Hari-Hari Berat

Titin Widyawati
Chapter #7

Jalan Buntu


“Satu hal, Ken! Tanggung jawab, jangan kabur begitu saja serupa binatang! Kau makhluk berakal, kan?” ucap Dhevin terakhir sebelum akhirnya dia benar-benar pergi.

Dia telusuri kerumunan kota menjelang akhir pekan dengan kepala sedingin di musim kering. Memang benar jika kemarau datang, dingin justru terasa lekat mencucuk pori kulit di waktu malam, apalagi manusia yang tinggal di lereng gunung. Dhevin merapatkan resliting jaket, dia matikan nyala AC mobil, fokus dengan pikiran yang terjebak pada permasalahan uang dan uang.

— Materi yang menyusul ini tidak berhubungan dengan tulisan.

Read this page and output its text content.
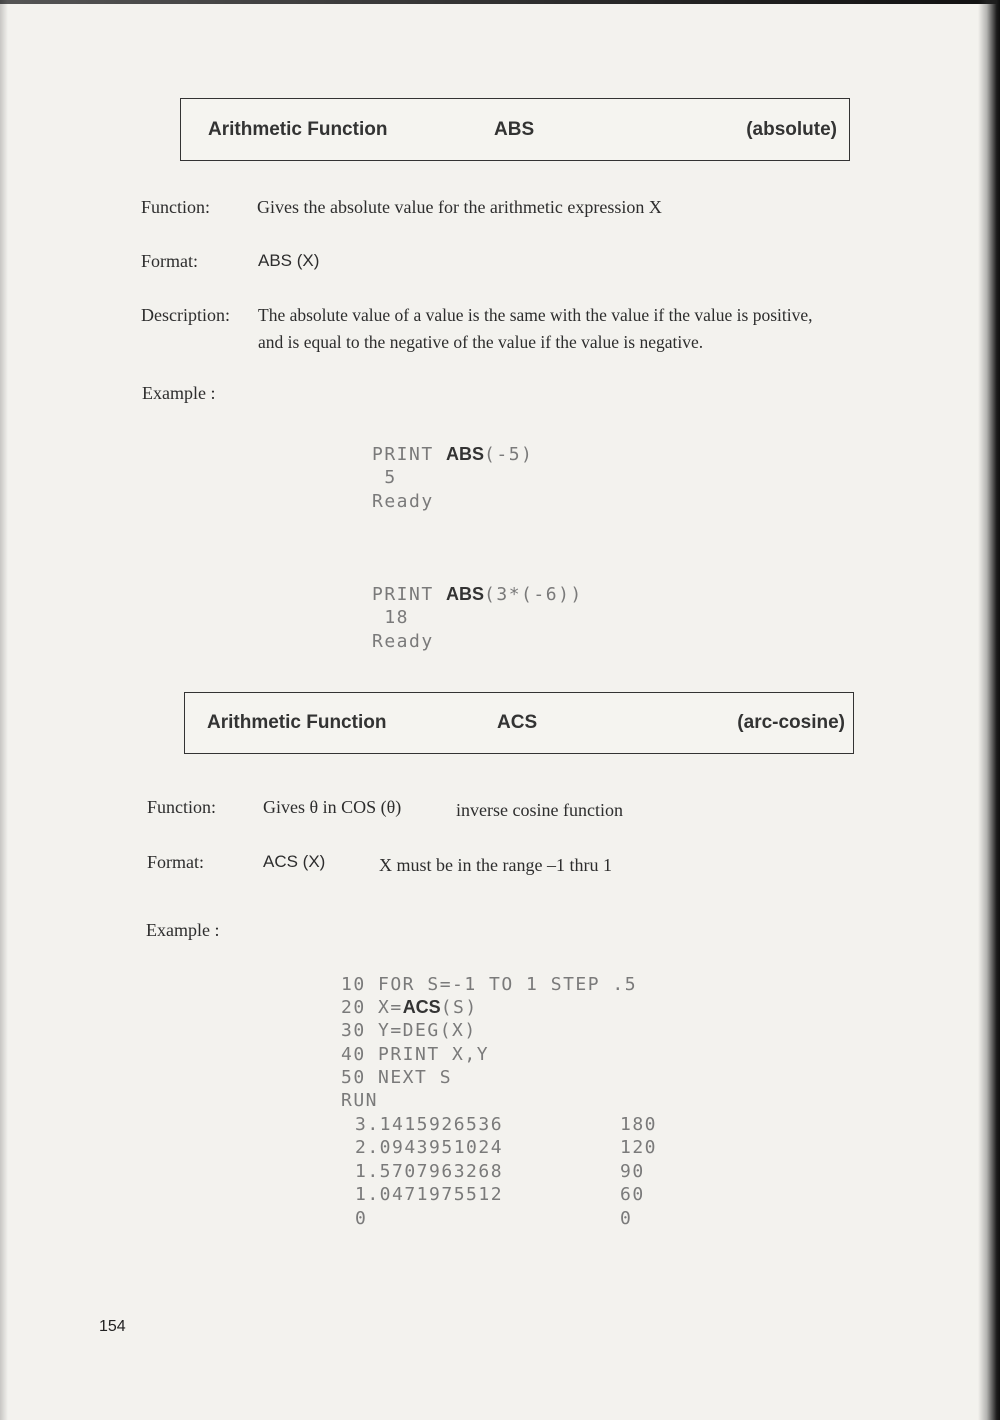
Arithmetic Function	ABS	(absolute)
Function:	Gives the absolute value for the arithmetic expression X
Format:	ABS (X)
Description: The absolute value of a value is the same with the value if the value is positive,
and is equal to the negative of the value if the value is negative.
Example :
PRINT ABS(-5)
5
Ready
PRINT ABS(3*(-6))
18
Ready
Arithmetic Function	ACS	(arc-cosine)
Function:	Gives θ in COS (θ)	inverse cosine function
Format:	ACS (X)	X must be in the range –1 thru 1
Example :
10 FOR S=-1 TO 1 STEP .5
20 X=ACS(S)
30 Y=DEG(X)
40 PRINT X,Y
50 NEXT S
RUN
3.1415926536	180
2.0943951024	120
1.5707963268	90
1.0471975512	60
0	0
154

Manusia selalu bermasalah dengan uang. Ada ibu yang mengorbankan anak untuk diasuh oleh orang lain, lantaran tidak beruang cukup. Banyak kasus kejahatan mengerikan terdorong karena sempitnya keuangan dalam kehidupan. Lantas, para anak-anak yang tercecer di jalanan, menjadi pengamen, pengemis, penjual asongan, itu pun dilatar belakangi keuangan yang miris. Pendidikan tidak bisa mereka raih, sekalipun pemerintah berdalih menggratiskan sekolah. Kasih sayang tergerus letih orang tua yang bekerja seharian dengan upah minim. Lantas Dhevin mengumpulkan teman-temannya yang berjiwa sosial untuk menggalang dana santunan, tidak disangka niat baiknya akan menjadi malapetaka.

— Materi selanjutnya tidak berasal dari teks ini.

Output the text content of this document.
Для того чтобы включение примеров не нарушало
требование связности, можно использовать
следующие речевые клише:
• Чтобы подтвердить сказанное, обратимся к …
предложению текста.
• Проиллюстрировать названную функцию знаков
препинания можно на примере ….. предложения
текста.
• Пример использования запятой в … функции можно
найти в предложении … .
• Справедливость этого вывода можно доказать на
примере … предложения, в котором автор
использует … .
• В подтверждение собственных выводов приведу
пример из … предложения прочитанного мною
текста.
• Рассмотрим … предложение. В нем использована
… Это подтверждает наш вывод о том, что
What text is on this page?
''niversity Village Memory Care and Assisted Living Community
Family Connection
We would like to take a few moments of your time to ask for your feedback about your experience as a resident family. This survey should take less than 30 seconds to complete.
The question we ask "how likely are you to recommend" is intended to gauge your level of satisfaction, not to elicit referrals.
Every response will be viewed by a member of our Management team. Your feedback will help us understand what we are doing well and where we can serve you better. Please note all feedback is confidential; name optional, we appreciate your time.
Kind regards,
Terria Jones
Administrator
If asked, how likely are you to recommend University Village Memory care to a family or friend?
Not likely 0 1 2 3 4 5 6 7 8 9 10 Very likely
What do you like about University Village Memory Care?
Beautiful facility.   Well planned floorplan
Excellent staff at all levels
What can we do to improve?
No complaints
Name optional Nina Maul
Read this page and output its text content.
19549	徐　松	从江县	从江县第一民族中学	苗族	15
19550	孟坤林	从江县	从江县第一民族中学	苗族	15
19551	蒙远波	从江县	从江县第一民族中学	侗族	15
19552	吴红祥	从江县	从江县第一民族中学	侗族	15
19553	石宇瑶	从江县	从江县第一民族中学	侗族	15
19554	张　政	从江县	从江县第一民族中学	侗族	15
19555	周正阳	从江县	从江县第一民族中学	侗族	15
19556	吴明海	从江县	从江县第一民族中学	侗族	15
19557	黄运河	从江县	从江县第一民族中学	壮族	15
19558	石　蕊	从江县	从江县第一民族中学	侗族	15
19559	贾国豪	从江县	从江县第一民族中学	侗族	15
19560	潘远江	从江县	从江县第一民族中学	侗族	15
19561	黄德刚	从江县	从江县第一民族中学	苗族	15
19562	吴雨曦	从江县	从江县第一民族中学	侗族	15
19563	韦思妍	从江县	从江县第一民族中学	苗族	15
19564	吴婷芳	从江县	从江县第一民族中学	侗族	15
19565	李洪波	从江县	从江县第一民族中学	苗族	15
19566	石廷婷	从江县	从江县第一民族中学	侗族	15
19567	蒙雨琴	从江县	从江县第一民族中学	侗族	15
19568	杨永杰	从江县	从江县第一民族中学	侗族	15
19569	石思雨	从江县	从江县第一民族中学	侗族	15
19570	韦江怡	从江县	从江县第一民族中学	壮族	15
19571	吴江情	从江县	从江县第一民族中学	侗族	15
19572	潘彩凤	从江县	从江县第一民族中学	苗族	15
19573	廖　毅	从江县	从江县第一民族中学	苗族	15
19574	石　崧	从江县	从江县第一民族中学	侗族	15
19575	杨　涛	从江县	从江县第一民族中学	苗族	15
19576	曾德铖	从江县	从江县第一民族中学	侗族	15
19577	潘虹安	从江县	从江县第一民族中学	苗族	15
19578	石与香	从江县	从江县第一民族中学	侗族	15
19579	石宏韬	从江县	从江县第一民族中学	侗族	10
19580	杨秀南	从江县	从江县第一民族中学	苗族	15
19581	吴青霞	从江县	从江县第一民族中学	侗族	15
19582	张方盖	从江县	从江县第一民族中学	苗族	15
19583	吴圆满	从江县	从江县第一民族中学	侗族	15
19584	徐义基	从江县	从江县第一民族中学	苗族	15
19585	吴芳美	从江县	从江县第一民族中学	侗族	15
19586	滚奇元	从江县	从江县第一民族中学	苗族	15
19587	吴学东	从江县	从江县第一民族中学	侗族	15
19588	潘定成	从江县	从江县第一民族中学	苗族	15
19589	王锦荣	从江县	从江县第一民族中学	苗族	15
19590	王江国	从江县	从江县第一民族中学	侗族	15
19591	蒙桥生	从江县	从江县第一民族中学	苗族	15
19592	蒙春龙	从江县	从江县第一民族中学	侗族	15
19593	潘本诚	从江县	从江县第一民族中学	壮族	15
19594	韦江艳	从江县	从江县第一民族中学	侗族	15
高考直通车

Dia sedang berpikir panjang, haruskah mengajukan pinjaman demi menebus keteledorannya mempercayakan uang kepada orang tidak tepat? Mengambil sertifikat tanah? Ah … tangannya menekan tombol klakson dengan kasar sebagai bentuk pelampiasan, lalu mobilnya menepi di tepi jalan. Dia pukulkan kepalanya kepada stang kemudi yang tidak bersalah. Pikirannya benar-benar buntu.

“Apa yang harus kulakukan?”

Mobil kembali melaju membelah keheningan malam. Setibanya di rumah, dia dapati Tuan Mochtar sedang melonggarkan dasi di ruang tengah, tas jinjing tergeletak di atas meja. Pembantunya buru-buru membawa benda berisi berkas yang tidak diketahui Dhevin itu ke ruang kerja.

“Ayah … jika aku meminta bantuan, apakah kau akan membantuku?” tanya Dhevin ragu-ragu.

“Untuk?” respon Tuan Mochtar datar. Dia bersikap ramah serupa kerupuk renyah di lidah-lidah masyarakat, tetapi nyatanya mlempem di dalam toples.

“Itu bukan urusan Ayah, intinya aku minta bantuan … pinjami aku uang …,”

Tuan Mochtar yang berpindah melepas kaca mata tebal itu mendadak tertawa terbahak-bahak. Untuk pertama kalinya dalam periode dirinya menjabat sebagai wali kota Dhevin mengajukan permohonan bantuan—perihal uang.

‘Ayah! Aku tidak mau makan dari jerih keringatmu! Aku tidak mau kau menjadi serupa kakek yang meninggal di penjara!’ seru Dhevin di masa SMA ketika mendapati Tuan Mochtar dicalonkan sebagai wakil wali kota, jadi karirnya sekarang sudah melampaui banyak rintangan dan tantangan. Sebelum menjadi wali kota, dia sempat mengabdikan dirinya untuk membersamai langkah gerak-gerik pikiran sang wali kota.

Perkataan Dhevin menjadi karak yang sulit dibersihkan dari pikiran Tuan Mochtar. Lantas malam itu putranya tetiba merajuk memohon bantuan ingin meminjam uang. Dunia serasa sedang runtuh menimpa takdir Dhevin.

“Kamu ingat dulu?” tanya Tuan Mochtar dingin, sangat dingin sampai membuat Dhevin muak dan ingin bersegera angkat kaki. Jika bukan terdorong belas kasihnya kepada nasib anak-anak jalanan dan anak yatim, dia sudah hengkang dari sang pemimpin di kotanya lahir itu.